Die Funktionsweise ist simpel, aber effektiv: Die App legt digital einen Rotfilter über das eine Auge und einen Cyanfilter über das andere. Wenn Nutzer nun anaglyphe 3D-Bilder oder -Videos betrachten, decodiert das Headset den stereoskopischen Effekt. Da 'Retro3D' in der aktuellen Version keine eigenen Inhalte mitliefert, müssen Nutzer entsprechende Medien auf externen Bildschirmen wie Fernsehern, PCs oder Tablets abspielen. Auch ausgedruckte Bilder funktionieren.

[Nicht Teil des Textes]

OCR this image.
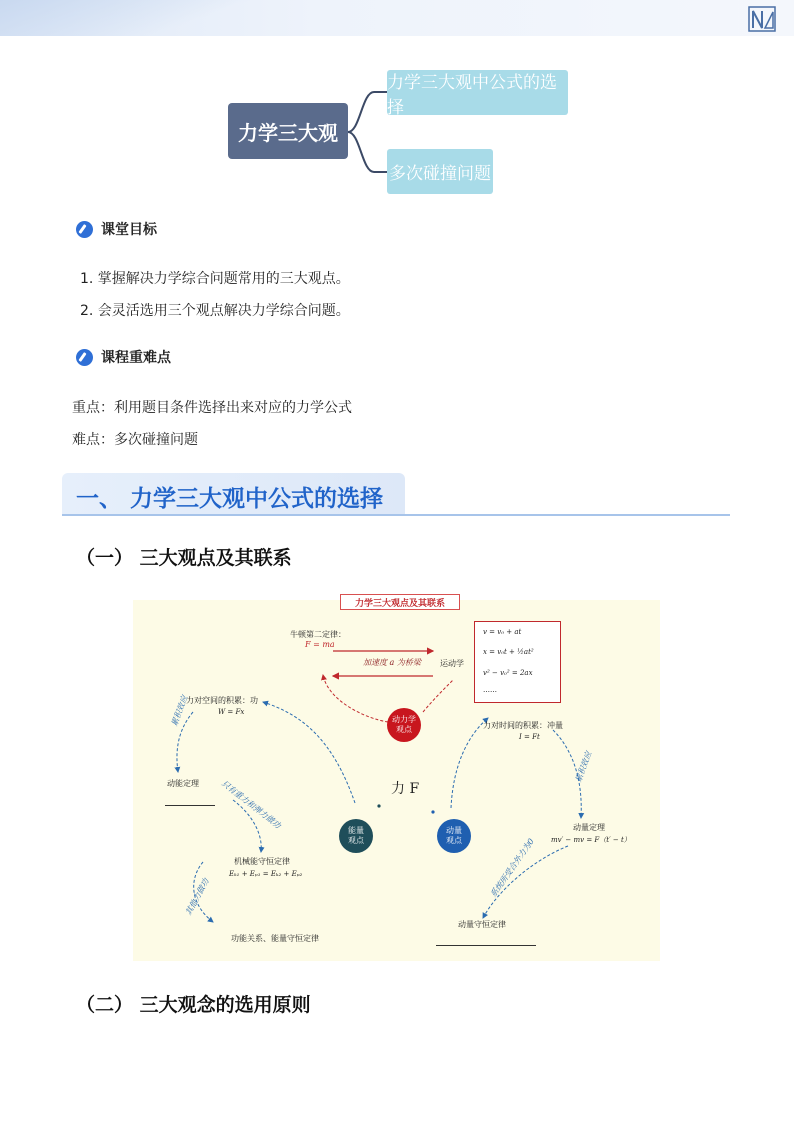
力学三大观
力学三大观中公式的选择
多次碰撞问题
课堂目标
1. 掌握解决力学综合问题常用的三大观点。
2. 会灵活选用三个观点解决力学综合问题。
课程重难点
重点：利用题目条件选择出来对应的力学公式
难点：多次碰撞问题
一、 力学三大观中公式的选择
（一） 三大观点及其联系
力学三大观点及其联系
牛顿第二定律：
F = ma
加速度 a 为桥梁 运动学
v = v₀ + at
x = v₀t + ½at²
v² − v₀² = 2ax
……
动力学
观点
力对空间的积累：功
W = Fx
累积效应
动能定理	只有重力和弹力做功
机械能守恒定律
Eₖ₁ + Eₚ₁ = Eₖ₂ + Eₚ₂
其他力做功
功能关系、能量守恒定律
能量
观点
力 F
动量
观点
力对时间的积累：冲量
I = Ft
累积效应
动量定理
mv′ − mv = F（t′ − t）
系统所受合外力为0
动量守恒定律
（二） 三大观念的选用原则
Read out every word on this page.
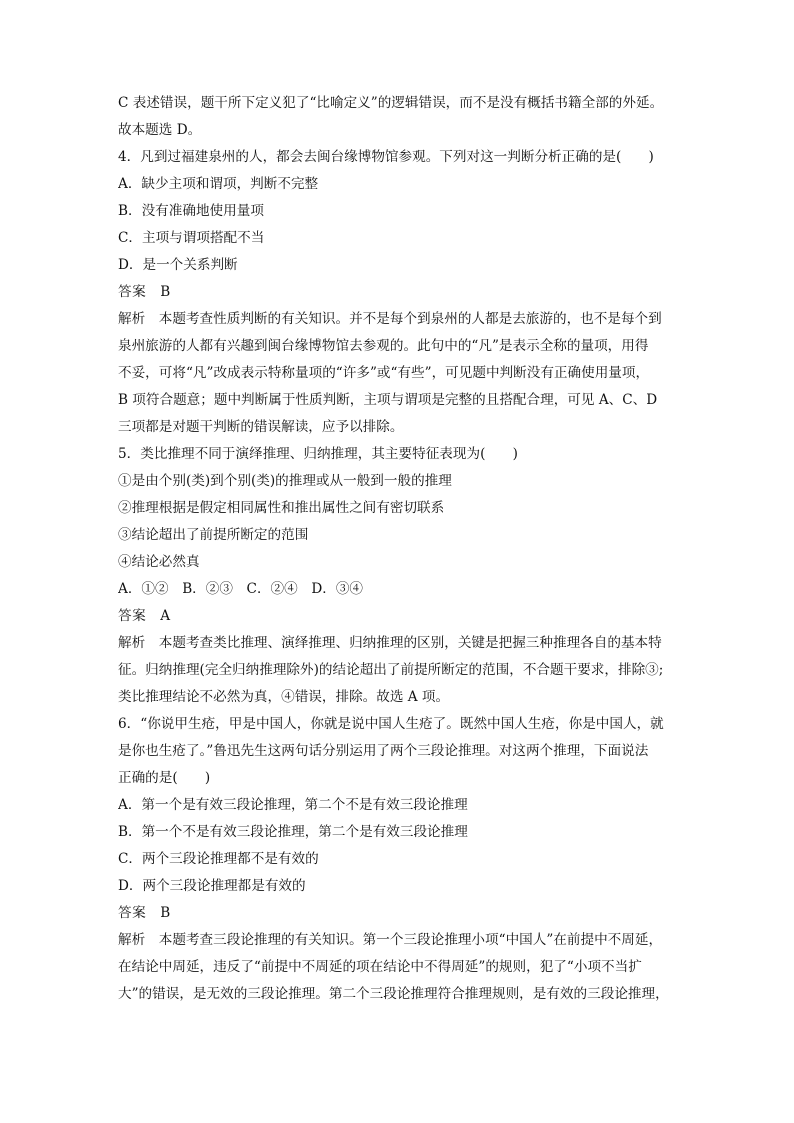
C 表述错误，题干所下定义犯了“比喻定义”的逻辑错误，而不是没有概括书籍全部的外延。
故本题选 D。
4．凡到过福建泉州的人，都会去闽台缘博物馆参观。下列对这一判断分析正确的是(　　)
A．缺少主项和谓项，判断不完整
B．没有准确地使用量项
C．主项与谓项搭配不当
D．是一个关系判断
答案　B
解析　本题考查性质判断的有关知识。并不是每个到泉州的人都是去旅游的，也不是每个到
泉州旅游的人都有兴趣到闽台缘博物馆去参观的。此句中的“凡”是表示全称的量项，用得
不妥，可将“凡”改成表示特称量项的“许多”或“有些”，可见题中判断没有正确使用量项，
B 项符合题意；题中判断属于性质判断，主项与谓项是完整的且搭配合理，可见 A、C、D
三项都是对题干判断的错误解读，应予以排除。
5．类比推理不同于演绎推理、归纳推理，其主要特征表现为(　　)
①是由个别(类)到个别(类)的推理或从一般到一般的推理
②推理根据是假定相同属性和推出属性之间有密切联系
③结论超出了前提所断定的范围
④结论必然真
A．①②　B．②③　C．②④　D．③④
答案　A
解析　本题考查类比推理、演绎推理、归纳推理的区别，关键是把握三种推理各自的基本特
征。归纳推理(完全归纳推理除外)的结论超出了前提所断定的范围，不合题干要求，排除③;
类比推理结论不必然为真，④错误，排除。故选 A 项。
6．“你说甲生疮，甲是中国人，你就是说中国人生疮了。既然中国人生疮，你是中国人，就
是你也生疮了。”鲁迅先生这两句话分别运用了两个三段论推理。对这两个推理，下面说法
正确的是(　　)
A．第一个是有效三段论推理，第二个不是有效三段论推理
B．第一个不是有效三段论推理，第二个是有效三段论推理
C．两个三段论推理都不是有效的
D．两个三段论推理都是有效的
答案　B
解析　本题考查三段论推理的有关知识。第一个三段论推理小项“中国人”在前提中不周延，
在结论中周延，违反了“前提中不周延的项在结论中不得周延”的规则，犯了“小项不当扩
大”的错误，是无效的三段论推理。第二个三段论推理符合推理规则，是有效的三段论推理，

Der Entwickler hat bereits angekündigt, an einem integrierten Browser-Prototyp zu arbeiten, um externe Bildschirme künftig optional zu machen. Zudem stehen weitere historische 3D-Techniken wie der Pulfrich-Effekt auf der Roadmap, bei dem durch Abdunklung eines Auges Tiefenwirkung bei seitlichen Bewegungen erzeugt wird. Die Steuerung erfolgt wahlweise über Controller oder Handtracking.
Würdet ihr solche Retro-Inhalte mit eurer VR-Brille ausprobieren?